Rangers' Ryan Strome (16) skates during the third period of...

Rangers' Ryan Strome (16) skates during the third period of Game 5 of the team's NHL hockey Stanley Cup second-round playoff series against the Carolina Hurricanes in Raleigh, N.C., Thursday, May 26, 2022.  Credit: AP/Karl B DeBlaker

Every job has its risks. Among the many in the NHL are pucks rocketing toward ankles or hands, bodies that come hurtling toward others either in open ice or up against the hard boards or sticks being carried too high.

It’s just accepted that injuries will occur because there’s almost no way to avoid them. This deep into the playoffs, a majority of players are dealing with something, either as a major hindrance or nagging issue. Injuries and how to compensate for them is a non-story to NHL coaches and players. Next man up is not just a cliché, it’s the only way forward for successful playoff teams.

That all said, it’s time to discuss how injuries will impact this Eastern Conference Final with the Rangers and Lightning tied 2-2 heading into Thursday night’s Game 5 at Madison Square Garden.

The Rangers suddenly seem to have injury issues while the Lightning are seemingly on the verge of getting much healthier.

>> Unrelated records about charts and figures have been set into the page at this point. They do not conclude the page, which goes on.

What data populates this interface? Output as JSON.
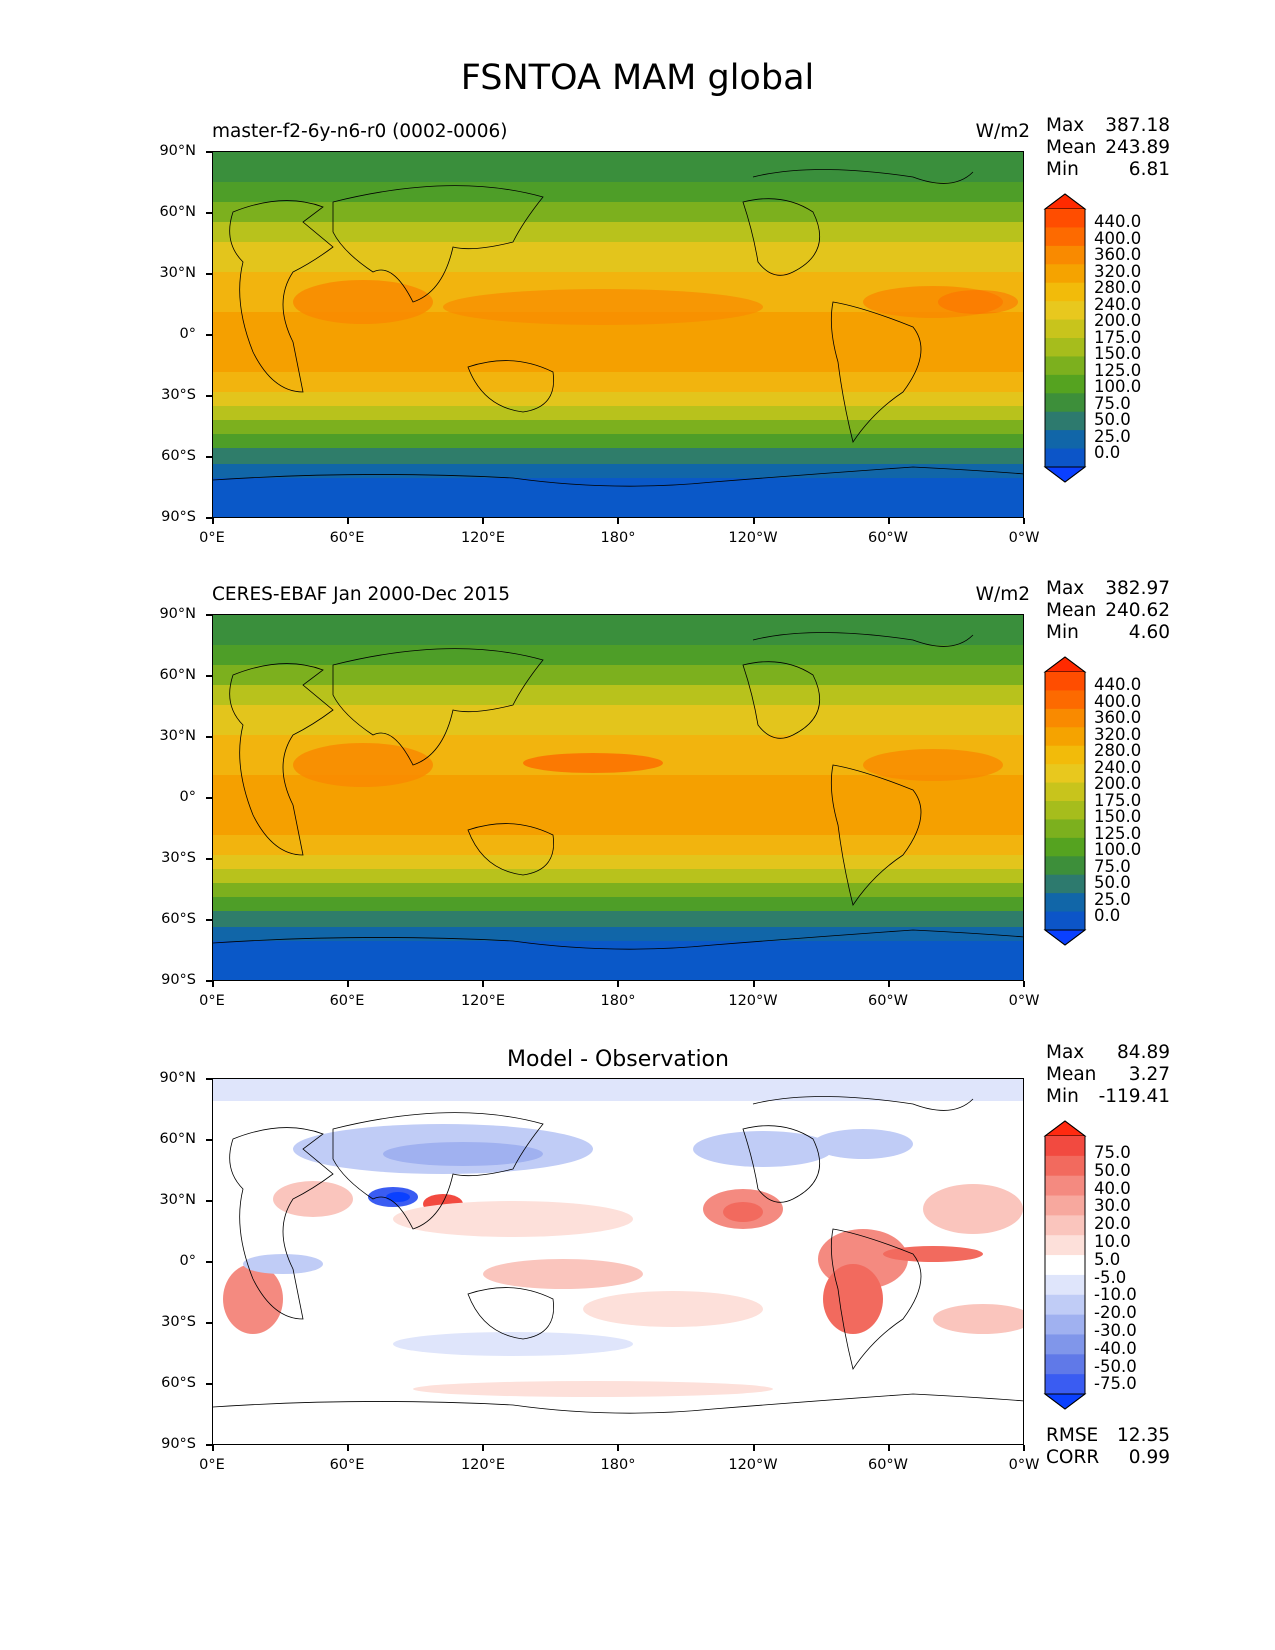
{
  "figure": {
    "title": "FSNTOA MAM global"
  },
  "axes": {
    "lat_ticks": [
      "90°N",
      "60°N",
      "30°N",
      "0°",
      "30°S",
      "60°S",
      "90°S"
    ],
    "lon_ticks": [
      "0°E",
      "60°E",
      "120°E",
      "180°",
      "120°W",
      "60°W",
      "0°W"
    ]
  },
  "panels": [
    {
      "id": "model",
      "title": "master-f2-6y-n6-r0 (0002-0006)",
      "units": "W/m2",
      "stats": {
        "max_label": "Max",
        "max": "387.18",
        "mean_label": "Mean",
        "mean": "243.89",
        "min_label": "Min",
        "min": "6.81"
      },
      "colorbar": {
        "levels": [
          "440.0",
          "400.0",
          "360.0",
          "320.0",
          "280.0",
          "240.0",
          "200.0",
          "175.0",
          "150.0",
          "125.0",
          "100.0",
          "75.0",
          "50.0",
          "25.0",
          "0.0"
        ],
        "colors": [
          "#ff2a00",
          "#ff4d00",
          "#fd6a00",
          "#f98a00",
          "#f5a300",
          "#f2bb0a",
          "#e8c81e",
          "#c8c41c",
          "#a6bd1c",
          "#7cb01e",
          "#55a320",
          "#3d8f3a",
          "#2d7a6e",
          "#1166a8",
          "#0c55c8",
          "#0a40ff"
        ]
      }
    },
    {
      "id": "obs",
      "title": "CERES-EBAF Jan 2000-Dec 2015",
      "units": "W/m2",
      "stats": {
        "max_label": "Max",
        "max": "382.97",
        "mean_label": "Mean",
        "mean": "240.62",
        "min_label": "Min",
        "min": "4.60"
      },
      "colorbar": {
        "levels": [
          "440.0",
          "400.0",
          "360.0",
          "320.0",
          "280.0",
          "240.0",
          "200.0",
          "175.0",
          "150.0",
          "125.0",
          "100.0",
          "75.0",
          "50.0",
          "25.0",
          "0.0"
        ],
        "colors": [
          "#ff2a00",
          "#ff4d00",
          "#fd6a00",
          "#f98a00",
          "#f5a300",
          "#f2bb0a",
          "#e8c81e",
          "#c8c41c",
          "#a6bd1c",
          "#7cb01e",
          "#55a320",
          "#3d8f3a",
          "#2d7a6e",
          "#1166a8",
          "#0c55c8",
          "#0a40ff"
        ]
      }
    },
    {
      "id": "diff",
      "title": "Model - Observation",
      "units": "",
      "stats": {
        "max_label": "Max",
        "max": "84.89",
        "mean_label": "Mean",
        "mean": "3.27",
        "min_label": "Min",
        "min": "-119.41"
      },
      "extra_stats": {
        "rmse_label": "RMSE",
        "rmse": "12.35",
        "corr_label": "CORR",
        "corr": "0.99"
      },
      "colorbar": {
        "levels": [
          "75.0",
          "50.0",
          "40.0",
          "30.0",
          "20.0",
          "10.0",
          "5.0",
          "-5.0",
          "-10.0",
          "-20.0",
          "-30.0",
          "-40.0",
          "-50.0",
          "-75.0"
        ],
        "colors": [
          "#ff2a10",
          "#f24a40",
          "#f26a5e",
          "#f48a80",
          "#f7a89e",
          "#fac5bd",
          "#fde0da",
          "#ffffff",
          "#dfe5fb",
          "#c0ccf6",
          "#a0b1f0",
          "#8096ea",
          "#6079e8",
          "#3a5cf2",
          "#0a40ff"
        ]
      }
    }
  ]
}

The Blueshirts’ depth at center could be a main storyline in Game 5 with Ryan Strome and Filip Chytil both potentially unavailable. Coach Gerard Gallant on Wednesday said both would be game-time decisions. If both are out, Andrew Copp likely slides into the middle.

More on that in a minute.

But first, an acknowledgement of how much the Lightning will benefit if Brayden Point is able to return in this series. He was their second-leading scorer in each of the last two playoffs as the Lightning won back-to-back Stanley Cups. He had 14 goals and nine assists in 23 games last postseason while compiling 14 goals and 19 assists in 23 playoff games in 2020.

Point has been absent from the Lightning’s lineup because of a lower-body injury since Game 7 of the first round against the Maple Leafs. But he’s been skating with equipment since June 1 and has now rejoined his teammates for optional morning skates.

“Now we’re getting into the point where I don’t know if there will be definitive outs,” Lightning coach Jon Cooper said on Wednesday. “I’d be surprised if he plays this next game, honestly. But I’m not going to sit here and say he’s out for the series anymore.”

Now back to the Rangers’ potential problem(s).

Strome exited Game 3 with an apparent knee issue but Gallant expected him to play in Game 4 and Strome even took his regular spot centering Artemi Panarin and Copp during pre-game warmups. But Barclay Goodrow started Game 4 centering the second line instead of Strome while Kevin Rooney drew into the lineup to center the fourth line in Goodrow’s spot.

After the first period, Gallant elevated Panarin to play with Mika Zibanejad, a duo that’s been lethal on the power play but has yet to click consistently during five-on-five play.

It doesn’t seem a coincidence that the Rangers lost Games 3 and 4 at Amalie Arena, including 4-1 on Wednesday night. Chytil did not play in the third period of Game 4 because of an upper-body injury after taking a hard check from Lightning defenseman Victor Hedman in the second period.

If both are out, any continuity on the Rangers’ second and third trios —  the latter being the revelatory Kid Line with Chytil between Alexis Lafreniere and Kaapo Kakko — are thrown off. Instead of Zibanejad, Strome, Chytil and Goodrow as the four centers, Gallant would probably build lines around Zibanejad, Copp, Goodrow and Rooney.

“We were prepared for it,” Copp said Wednesday of Strome being unavailable for Game 4 and how that impacted him. “There was the possibility that he wasn’t going to be able to go and I knew I was going to go in the middle. I was prepared for it. This time of year, guys are going to go down. That’s part of what I feel like I’m good at is my versatility. As far as how it went? Good and bad.”

The lone Rangers’ goal on Wednesday was Panarin’s power-play strike. While they did outshoot the Lightning, 29-25, skating five-on-five, the Rangers’ generated just six high-danger chances at five-on-five, per NaturalStatTrick.com, compared to the Lightning’s 14.

Injury attrition is always a part of the playoffs.

But, right now, it seems to be impacting the Rangers more.